Wednesday, November 26, 2008

On the Media and Poll Coverage...

There seems to be some disconnect between the perception by the media professionals and the reality insofar as the reportage on elections are concerned. That the media, in many instances, has gone wrong in their reading of poll outcome is a fact. And it is a different matter that they do not care to express any regrets after it emerges that they called it wrong.

I am raising this now in the context of the media reportage on the elections in Madhya Pradesh, Rajasthan, Chattisgarh, Delhi and Jammu & Kashmir. I do not see, in any of the reports, the extent to which the outcome of the polls in these state assembly elections being determined by the massive rise in the prices of essential commodities. The reports, for some reason, restrict the concerns to the appeal by personalities from various parties or to concerns such as the ATS investigations into the Malegaon blasts and the impact of the call for election boycott by the Naxalites in Chattisgarh or the All Party Hurriyat Conference in Jammu and Kashmir.

Well. A simple explanation to this tendency among the media professionals would be that they possess a sense of clarity and are convinced that the elections, which happen to be the most important aspect of political democracy, cannot be allowed to be fought on mundane issues of day to day concern and hence it is imperative to enlarge the scope and the concern to ideological concerns. This will make those belonging to sects that bask under meaningless debates and engage themselves in debates for the sake of it happy.

The point is that the media professional, physically located invariably in the national capital, is by and large immunized from the reality that marks the various other parts of the country. In other words, the culture of contract employment and the mobility that has come to mark the employment opportunities in the media industry in recent years – you do not find a reporter stuck in one newspaper for a lifetime any longer – has meant this alienation from the reality. And the rise in prices of essential commodities is not considered an election issue to the reporter because his wage levels are such that he is not seriously affected by the issue.

Hence, the reporter, begins to look for issues that dominate the discourse in the context of an election. He is, then led to think and believe that the people of Madhya Pradesh, having voted the Congress and the BJP repeatedly in the past few years, will throw up a surprise this time. He or she, then begins to look for the third alternative and finds it in the BSP! Well. The sociology in some parts of Madhya Pradesh that border Uttar Pradesh is such that the BSP has emerged a force there. The same is true of parts of Chattisgarh. And this was visible as early as in 1993 itself. But then, the BSP’s presence as a force is restricted to a part of Madhya Pradesh and Chattisgarh and not across the States as it is in Uttar Pradesh.
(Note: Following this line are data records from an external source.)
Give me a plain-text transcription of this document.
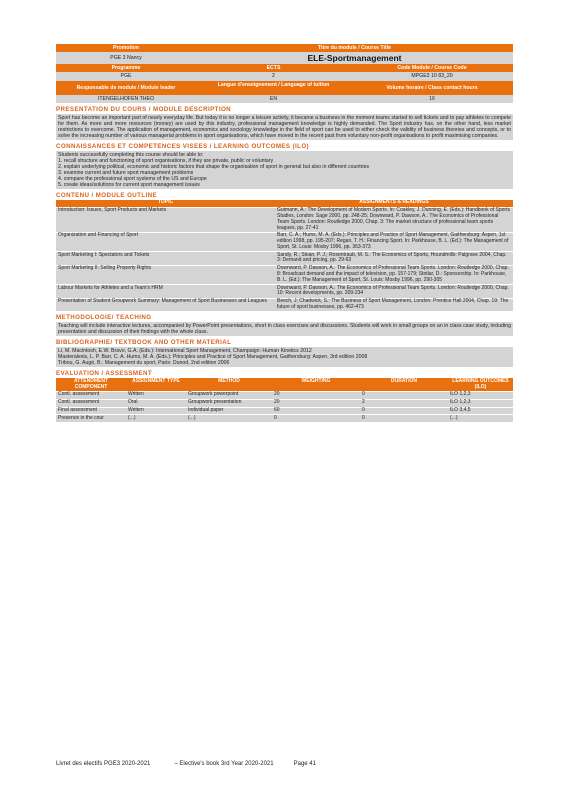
Promotion	Titre du module / Course Title
PGE 3 Nancy	ELE-Sportmanagement
Programme	ECTS	Code Module / Course Code
PGE	2	MPGE3 10 83_20
Responsable de module / Module leader	Langue d'enseignement / Language of tuition	Volume horaire / Class contact hours
ITENGELHOFEN THEO	EN	16
PRESENTATION DU COURS / MODULE DESCRIPTION
Sport has become an important part of nearly everyday life. But today it is no longer a leisure activity, it became a business in the moment teams started to sell tickets and to pay athletes to compete for them. As more and more resources (money) are used by this industry, professional management knowledge is highly demanded. The Sport industry has, on the other hand, less market restrictions to overcome. The application of management, economics and sociology knowledge in the field of sport can be used to either check the validity of business theories and concepts, or to solve the increasing number of various managerial problems in sport organisations, which have moved in the recent past from voluntary non-profit organisations to profit maximising companies.
CONNAISSANCES ET COMPETENCES VISEES / LEARNING OUTCOMES (ILO)

Students successfully completing this course should be able to:

1. recall structure and functioning of sport organisations, if they are private, public or voluntary

2. explain underlying political, economic and historic factors that shape the organisation of sport in general but also in different countries

3. examine current and future sport management problems

4. compare the professional sport systems of the US and Europe

5. create ideas/solutions for current sport management issues

CONTENU / MODULE OUTLINE
TOPIC	ASSIGNMENTS & READINGS
Introduction: Issues, Sport Products and Markets	Gutmann, A.: The Development of Modern Sports. In: Coakley, J. Dunning, E. (Eds.): Handbook of Sports Studies, London: Sage 2000, pp. 248-25; Downward, P. Dawson, A.: The Economics of Professional Team Sports. London: Routledge 2000, Chap. 3: The market structure of professional team sports leagues, pp. 27-41
Organization and Financing of Sport	Barr, C. A.; Hums, M. A. (Eds.): Principles and Practice of Sport Management, Gaithersburg: Aspen, 1st edition 1998, pp. 195-207; Regan, T. H.: Financing Sport. In: Parkhouse, B. L. (Ed.): The Management of Sport, St. Louis: Mosby 1996, pp. 363-373
Sport Marketing I: Spectators and Tickets	Sandy, R.; Sloan, P. J.; Rosentraub, M. S.: The Economics of Sports, Houndmills: Palgrave 2004, Chap. 3: Demand and pricing, pp. 29-63
Sport Marketing II: Selling Property Rights	Downward, P. Dawson, A.: The Economics of Professional Team Sports. London: Routledge 2000, Chap. 8: Broadcast demand and the impact of television, pp. 157-179; Stotlar, D.: Sponsorship. In: Parkhouse, B. L. (Ed.): The Management of Sport, St. Louis: Mosby 1996, pp. 290-305
Labour Markets for Athletes and a Team's HRM	Downward, P. Dawson, A.: The Economics of Professional Team Sports. London: Routledge 2000, Chap. 10: Recent developments, pp. 209-234
Presentation of Student Groupwork Summary: Management of Sport Businesses and Leagues	Beech, J; Chadwick, S.: The Business of Sport Management, London: Prentice Hall 2004, Chap. 19: The future of sport businesses, pp. 462-473
METHODOLOGIE/ TEACHING
Teaching will include interactive lectures, accompanied by PowerPoint presentations, short in class exercises and discussions. Students will work in small groups on an in class case study, including presentation and discussion of their findings with the whole class.
BIBLIOGRAPHIE/ TEXTBOOK AND OTHER MATERIAL

Li, M. Macintosh, E.W. Bravo, G.A. (Eds.): International Sport Management, Champaign: Human Kinetics 2012

Masteralexis, L. P. Barr, C. A. Hums, M. A. (Eds.): Principles and Practice of Sport Management, Gaithersburg: Aspen, 3rd edition 2008

Tribou, G. Augé, B.: Management du sport, Paris: Dunod, 2nd edition 2006

EVALUATION / ASSESSMENT
ATTENDMENT COMPONENT	ASSIGNMENT TYPE	METHOD	WEIGHTING	DURATION	LEARNING OUTCOMES (ILO)
Contl. assessment	Written	Groupwork powerpoint	20	0	ILO 1,2,3
Contl. assessment	Oral	Groupwork presentation	20	2	ILO 1,2,3
Final assessment	Written	Individual paper	60	0	ILO 3,4,5
Presence in the cour	(...)	(...)	0	0	(...)
Livret des electifs PGE3 2020-2021	– Elective's book 3rd Year 2020-2021	Page 41
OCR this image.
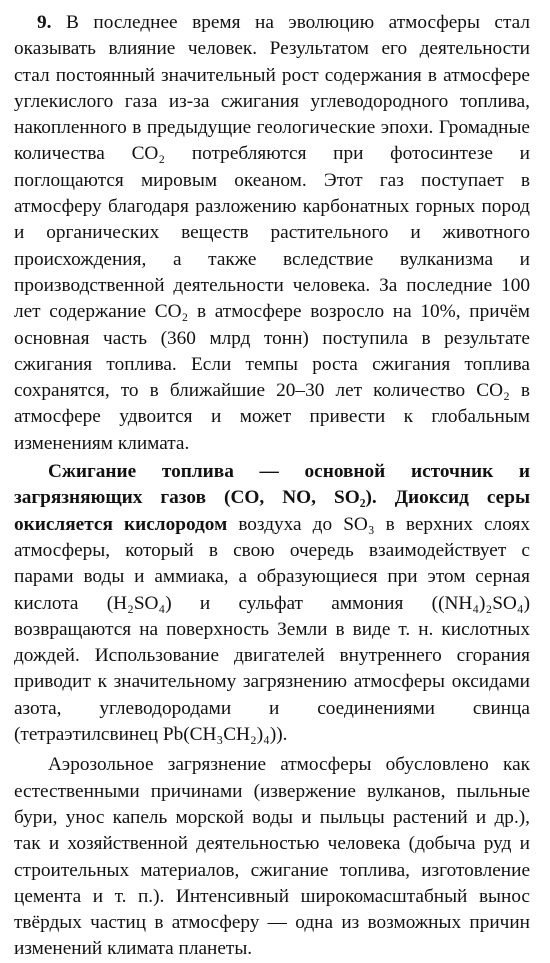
9. В последнее время на эволюцию атмосферы стал оказывать влияние человек. Результатом его деятельности стал постоянный значительный рост содержания в атмосфере углекислого газа из-за сжигания углеводородного топлива, накопленного в предыдущие геологические эпохи. Громадные количества CO₂ потребляются при фотосинтезе и поглощаются мировым океаном. Этот газ поступает в атмосферу благодаря разложению карбонатных горных пород и органических веществ растительного и животного происхождения, а также вследствие вулканизма и производственной деятельности человека. За последние 100 лет содержание CO₂ в атмосфере возросло на 10%, причём основная часть (360 млрд тонн) поступила в результате сжигания топлива. Если темпы роста сжигания топлива сохранятся, то в ближайшие 20–30 лет количество CO₂ в атмосфере удвоится и может привести к глобальным изменениям климата.

Сжигание топлива — основной источник и загрязняющих газов (CO, NO, SO₂). Диоксид серы окисляется кислородом воздуха до SO₃ в верхних слоях атмосферы, который в свою очередь взаимодействует с парами воды и аммиака, а образующиеся при этом серная кислота (H₂SO₄) и сульфат аммония ((NH₄)₂SO₄) возвращаются на поверхность Земли в виде т. н. кислотных дождей. Использование двигателей внутреннего сгорания приводит к значительному загрязнению атмосферы оксидами азота, углеводородами и соединениями свинца (тетраэтилсвинец Pb(CH₃CH₂)₄)).

Аэрозольное загрязнение атмосферы обусловлено как естественными причинами (извержение вулканов, пыльные бури, унос капель морской воды и пыльцы растений и др.), так и хозяйственной деятельностью человека (добыча руд и строительных материалов, сжигание топлива, изготовление цемента и т. п.). Интенсивный широкомасштабный вынос твёрдых частиц в атмосферу — одна из возможных причин изменений климата планеты.
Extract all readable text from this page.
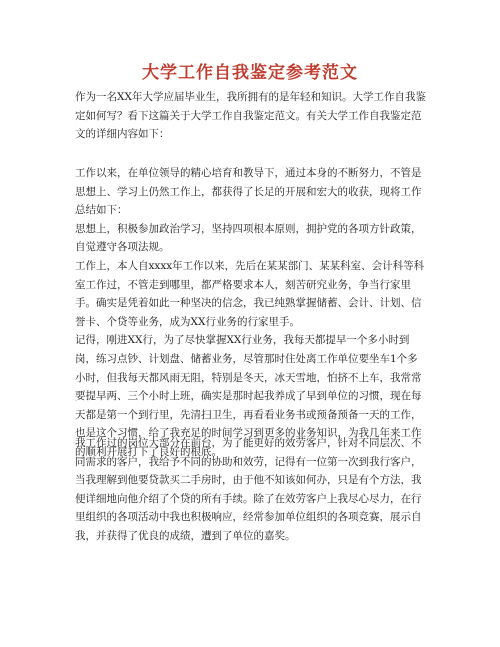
大学工作自我鉴定参考范文

作为一名XX年大学应届毕业生，我所拥有的是年轻和知识。大学工作自我鉴定如何写？看下这篇关于大学工作自我鉴定范文。有关大学工作自我鉴定范文的详细内容如下：

工作以来，在单位领导的精心培育和教导下，通过本身的不断努力，不管是思想上、学习上仍然工作上，都获得了长足的开展和宏大的收获，现将工作总结如下：

思想上，积极参加政治学习，坚持四项根本原则，拥护党的各项方针政策，自觉遵守各项法规。

工作上，本人自xxxx年工作以来，先后在某某部门、某某科室、会计科等科室工作过，不管走到哪里，都严格要求本人，刻苦研究业务，争当行家里手。确实是凭着如此一种坚决的信念，我已纯熟掌握储蓄、会计、计划、信誉卡、个贷等业务，成为XX行业务的行家里手。

记得，刚进XX行，为了尽快掌握XX行业务，我每天都提早一个多小时到岗，练习点钞、计划盘、储蓄业务，尽管那时住处离工作单位要坐车1个多小时，但我每天都风雨无阻，特别是冬天，冰天雪地，怕挤不上车，我常常要提早两、三个小时上班，确实是那时起我养成了早到单位的习惯，现在每天都是第一个到行里，先清扫卫生，再看看业务书或预备预备一天的工作，也是这个习惯，给了我充足的时间学习到更多的业务知识，为我几年来工作的顺利开展打下了良好的根底。

我工作过的岗位大部分在前台，为了能更好的效劳客户，针对不同层次、不同需求的客户，我给予不同的协助和效劳，记得有一位第一次到我行客户，当我理解到他要贷款买二手房时，由于他不知该如何办，只是有个方法，我便详细地向他介绍了个贷的所有手续。除了在效劳客户上我尽心尽力，在行里组织的各项活动中我也积极响应，经常参加单位组织的各项竞赛，展示自我，并获得了优良的成绩，遭到了单位的嘉奖。
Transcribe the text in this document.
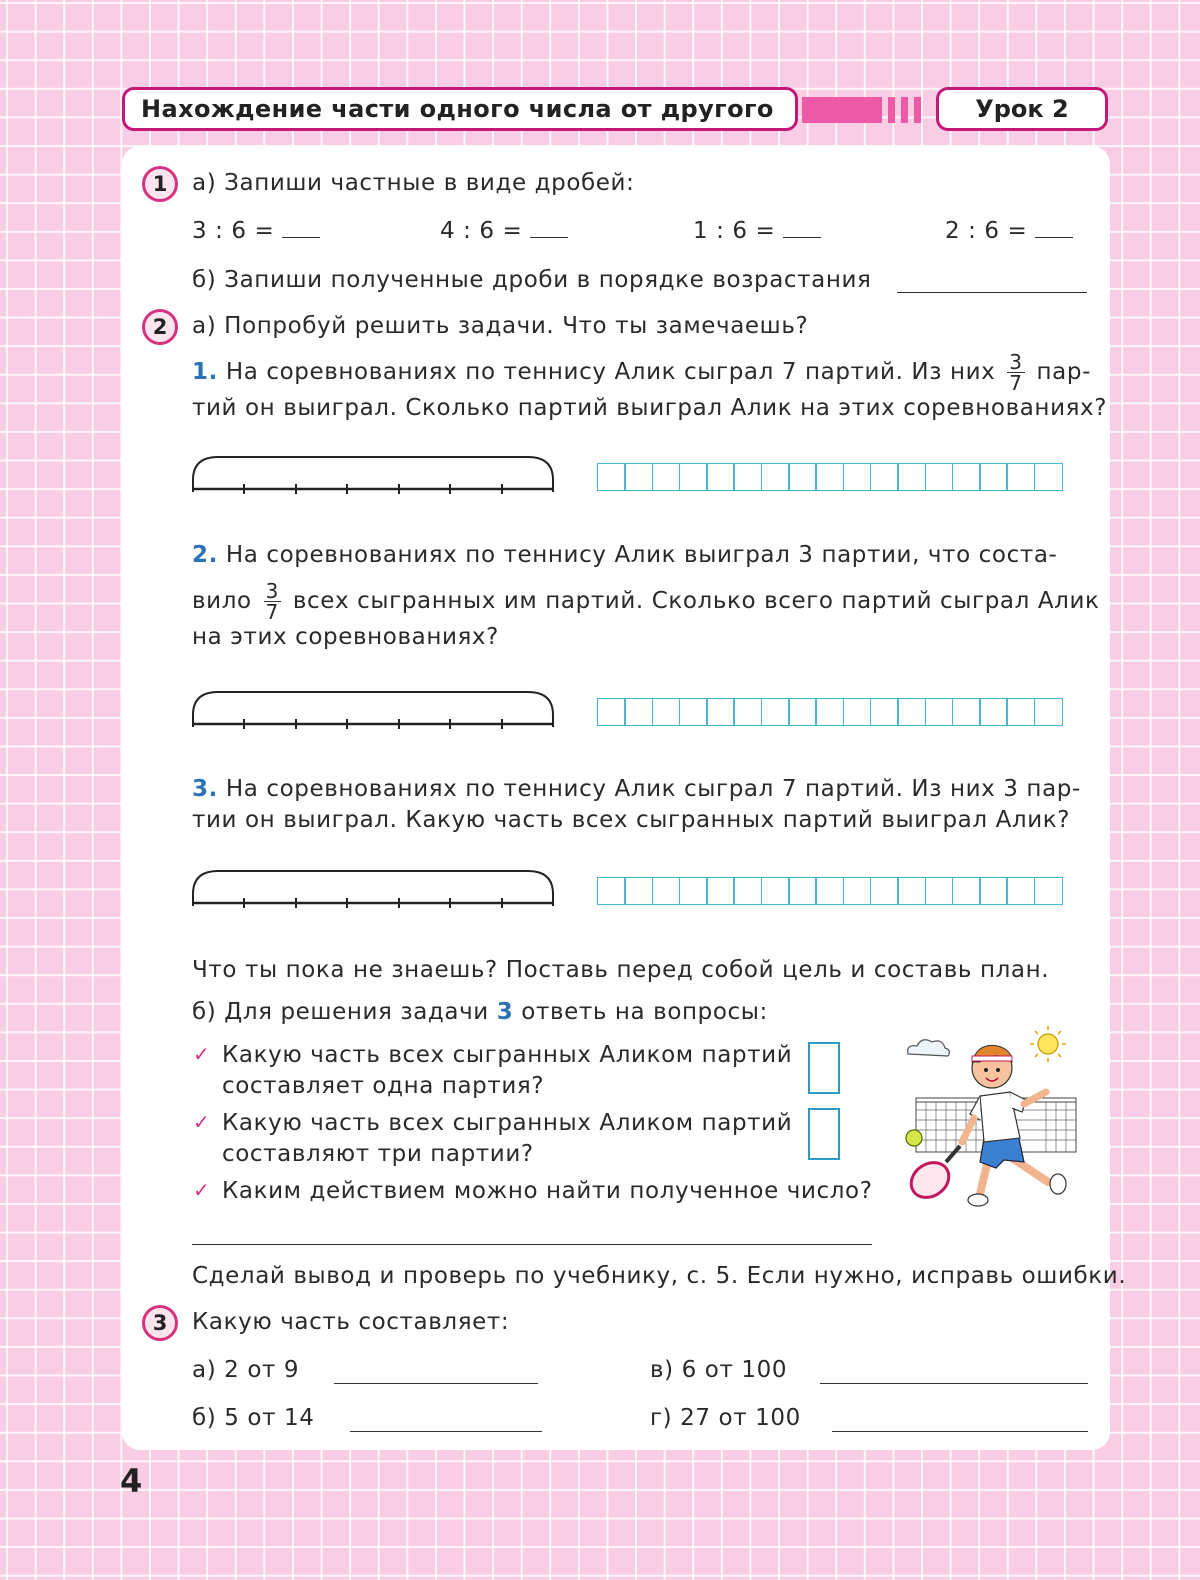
Нахождение части одного числа от другого	Урок 2
1	а) Запиши частные в виде дробей:
3 : 6 =	4 : 6 =	1 : 6 =	2 : 6 =
б) Запиши полученные дроби в порядке возрастания
2	а) Попробуй решить задачи. Что ты замечаешь?
1. На соревнованиях по теннису Алик сыграл 7 партий. Из них $\frac{3}{7} пар-$
тий он выиграл. Сколько партий выиграл Алик на этих соревнованиях?
2. На соревнованиях по теннису Алик выиграл 3 партии, что соста-
вило $\frac{3}{7}$ всех сыгранных им партий. Сколько всего партий сыграл Алик
на этих соревнованиях?
3. На соревнованиях по теннису Алик сыграл 7 партий. Из них 3 пар-
тии он выиграл. Какую часть всех сыгранных партий выиграл Алик?
Что ты пока не знаешь? Поставь перед собой цель и составь план.
б) Для решения задачи 3 ответь на вопросы:
✓ Какую часть всех сыгранных Аликом партий
составляет одна партия?
✓ Какую часть всех сыгранных Аликом партий
составляют три партии?
✓ Каким действием можно найти полученное число?
Сделай вывод и проверь по учебнику, с. 5. Если нужно, исправь ошибки.
3	Какую часть составляет:
а) 2 от 9
б) 5 от 14
в) 6 от 100
г) 27 от 100
4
The media professional, somehow, refuses to see this aspect and lands up with reports that the BSP’s march to power at the Centre can be seen in Madhya Pradesh and Chattisgarh now! In Rajasthan, similarly, there are small parts where the BSP may strike a decent percentage of votes thanks to Mayawati’s overtures to the Gujjar community. The media professional does not point to this and simply perceives that Mayawati is not just a regional leader now and is expanding her base into the other States and can hence be counted as another contender to the Prime Minister’s job.

The irony of this disconnect between the harsh reality and the perceived reality is most pronounced in Delhi. In the run-up to the assembly elections, the media’s focus is on the campaign trail of Rahul Gandhi, V.K.Malhotra and Mayawati. The voters in Delhi, we are expected to presume will be guided by the charm of one of these leaders rather than the price of onion, potato and Thur Daal! Well. Let it be recalled and recorded here that the BJP lost elections in Delhi in 1998 because Sushma Swaraj, as Chief Minister, failed to contain the price of onion in the capital city. It may be remembered, in this context, that Delhi happened to be one of BJP’s citadels historically.

The point is that when the media professional gets detached and disconnected from the harsh reality so much, his relevance as a pointman in the democratic scheme is lost. And when the media thus loses its moorings and relevance, it makes bad news in the real sense of the term.


4 Comments:

Anonymous Anonymous said...

This comment has been removed by a blog administrator.

2:26 PM  
Blogger Krishna Ananth said...

This self proclaimed communist is getting beyond decent standards of debate and his tendency to dictate is crossing the limits of absurdity. He is now getting into throwing insinuations and calling me a recipient of bribes. I am putting this now for two reasons.

One, let him show the courage, if he has any, to identify himself and declare as to what he does. His own profile does not show any such details. In the event he does not do that, I have the means to find him out and deal with him.

Secondly, he must realise that his attitude, tone and tenour are doing harm to whatever he claims to represent. I mean, let me make it clear that this is NOT what a communist is.

10:16 PM  
Anonymous Anonymous said...

This comment has been removed by a blog administrator.

11:47 AM  
Anonymous Anonymous said...

There seems to have been some heat generated already. i simply want to say that while the media persons are indeed out of touch with reality, the BSP's rise is very real. in fact it is so real that even the otherwise ignorant media cannot but take note of it.